The reallysmallscience group, based in the Chemical and Process Engineering (CPE) Department, embarked on a project, to tour primary schools in and around Glasgow, spanning the country from Argyll & Bute through to Falkirk. The group aim to inspire and enthuse younger generations about science and engineering, through fun and interactive workshops, based around real research, which are delivered by real researchers.

Joy Leckie, group coordinator, said: “The event was a great opportunity for the pupils to experience and visit a University first hand and find out more about the important research that is being undertaken here in the Chemical Engineering Department.”
On the day, pupils from the Gowdie Club, St. Marnock’s, Antonine, Dunoon and Holy Family Primary Schools, lifted trophies for their creative entries to the competition. In addition all pupils received certificates of achievement. Prizes were awarded by a very special guest: Professor Nano, who took some time from his busy schedule to attend the event.

“The images and videos created by the pupils were outstanding, and it made our job extremely difficult when we had to choose the winners. I particularly liked the three-dimensional entries of everyday science at home and those that were inspired by nature” said Joy.

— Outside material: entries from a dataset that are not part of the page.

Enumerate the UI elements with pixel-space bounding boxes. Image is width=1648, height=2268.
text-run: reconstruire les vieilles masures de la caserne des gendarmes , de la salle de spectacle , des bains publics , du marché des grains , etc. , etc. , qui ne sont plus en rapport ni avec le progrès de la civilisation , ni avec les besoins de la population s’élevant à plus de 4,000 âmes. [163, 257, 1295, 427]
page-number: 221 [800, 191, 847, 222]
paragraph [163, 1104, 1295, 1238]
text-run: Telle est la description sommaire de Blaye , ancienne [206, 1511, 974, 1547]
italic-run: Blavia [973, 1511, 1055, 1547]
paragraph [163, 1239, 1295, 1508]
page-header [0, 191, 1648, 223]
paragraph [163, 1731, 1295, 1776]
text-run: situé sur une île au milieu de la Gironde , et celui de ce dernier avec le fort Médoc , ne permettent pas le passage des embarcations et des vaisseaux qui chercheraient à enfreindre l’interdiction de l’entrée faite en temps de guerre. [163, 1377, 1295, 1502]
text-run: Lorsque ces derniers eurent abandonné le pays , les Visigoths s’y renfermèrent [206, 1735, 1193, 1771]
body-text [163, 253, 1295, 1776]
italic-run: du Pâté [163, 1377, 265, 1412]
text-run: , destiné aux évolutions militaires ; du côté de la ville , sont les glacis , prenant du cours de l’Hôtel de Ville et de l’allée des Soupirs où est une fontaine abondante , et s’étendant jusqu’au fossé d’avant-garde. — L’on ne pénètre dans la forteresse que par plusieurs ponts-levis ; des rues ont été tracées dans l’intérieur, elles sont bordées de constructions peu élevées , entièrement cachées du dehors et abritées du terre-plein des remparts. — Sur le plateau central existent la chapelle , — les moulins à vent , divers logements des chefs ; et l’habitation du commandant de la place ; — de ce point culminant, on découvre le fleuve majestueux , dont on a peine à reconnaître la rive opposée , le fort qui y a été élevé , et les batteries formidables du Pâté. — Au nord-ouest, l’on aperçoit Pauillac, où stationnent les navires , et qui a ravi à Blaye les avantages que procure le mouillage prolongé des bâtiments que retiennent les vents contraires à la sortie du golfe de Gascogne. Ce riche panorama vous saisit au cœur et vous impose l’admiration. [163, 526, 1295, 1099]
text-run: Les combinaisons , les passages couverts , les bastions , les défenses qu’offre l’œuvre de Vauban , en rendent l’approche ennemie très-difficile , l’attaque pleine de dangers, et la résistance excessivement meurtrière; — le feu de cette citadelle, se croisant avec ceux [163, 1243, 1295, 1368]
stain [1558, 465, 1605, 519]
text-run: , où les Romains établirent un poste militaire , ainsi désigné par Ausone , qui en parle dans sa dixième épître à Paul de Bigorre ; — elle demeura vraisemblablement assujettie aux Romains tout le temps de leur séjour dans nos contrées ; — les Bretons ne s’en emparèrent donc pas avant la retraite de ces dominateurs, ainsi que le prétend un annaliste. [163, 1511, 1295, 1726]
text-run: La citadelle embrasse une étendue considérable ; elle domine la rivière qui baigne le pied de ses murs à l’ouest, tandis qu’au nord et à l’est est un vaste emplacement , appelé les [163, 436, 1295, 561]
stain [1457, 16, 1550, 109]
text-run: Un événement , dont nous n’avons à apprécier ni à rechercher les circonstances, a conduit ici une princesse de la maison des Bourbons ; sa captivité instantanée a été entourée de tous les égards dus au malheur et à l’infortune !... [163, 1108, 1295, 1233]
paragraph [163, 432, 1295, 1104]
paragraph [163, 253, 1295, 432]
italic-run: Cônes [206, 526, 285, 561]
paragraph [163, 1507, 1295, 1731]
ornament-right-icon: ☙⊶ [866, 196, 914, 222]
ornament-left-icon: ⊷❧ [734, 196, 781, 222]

During the event, there were four interactive, hands-on activities for the children (and adults) to take part in, including: nanodirt, nanomove, nanodraw and the bubble lab.
The ‘on tour’ project, which was supported by the Royal Society of Chemistry, ran from February through to June. During this time, the group visited seven primary schools, one early education centre and an after school club, engaging with around 700 pupils in total.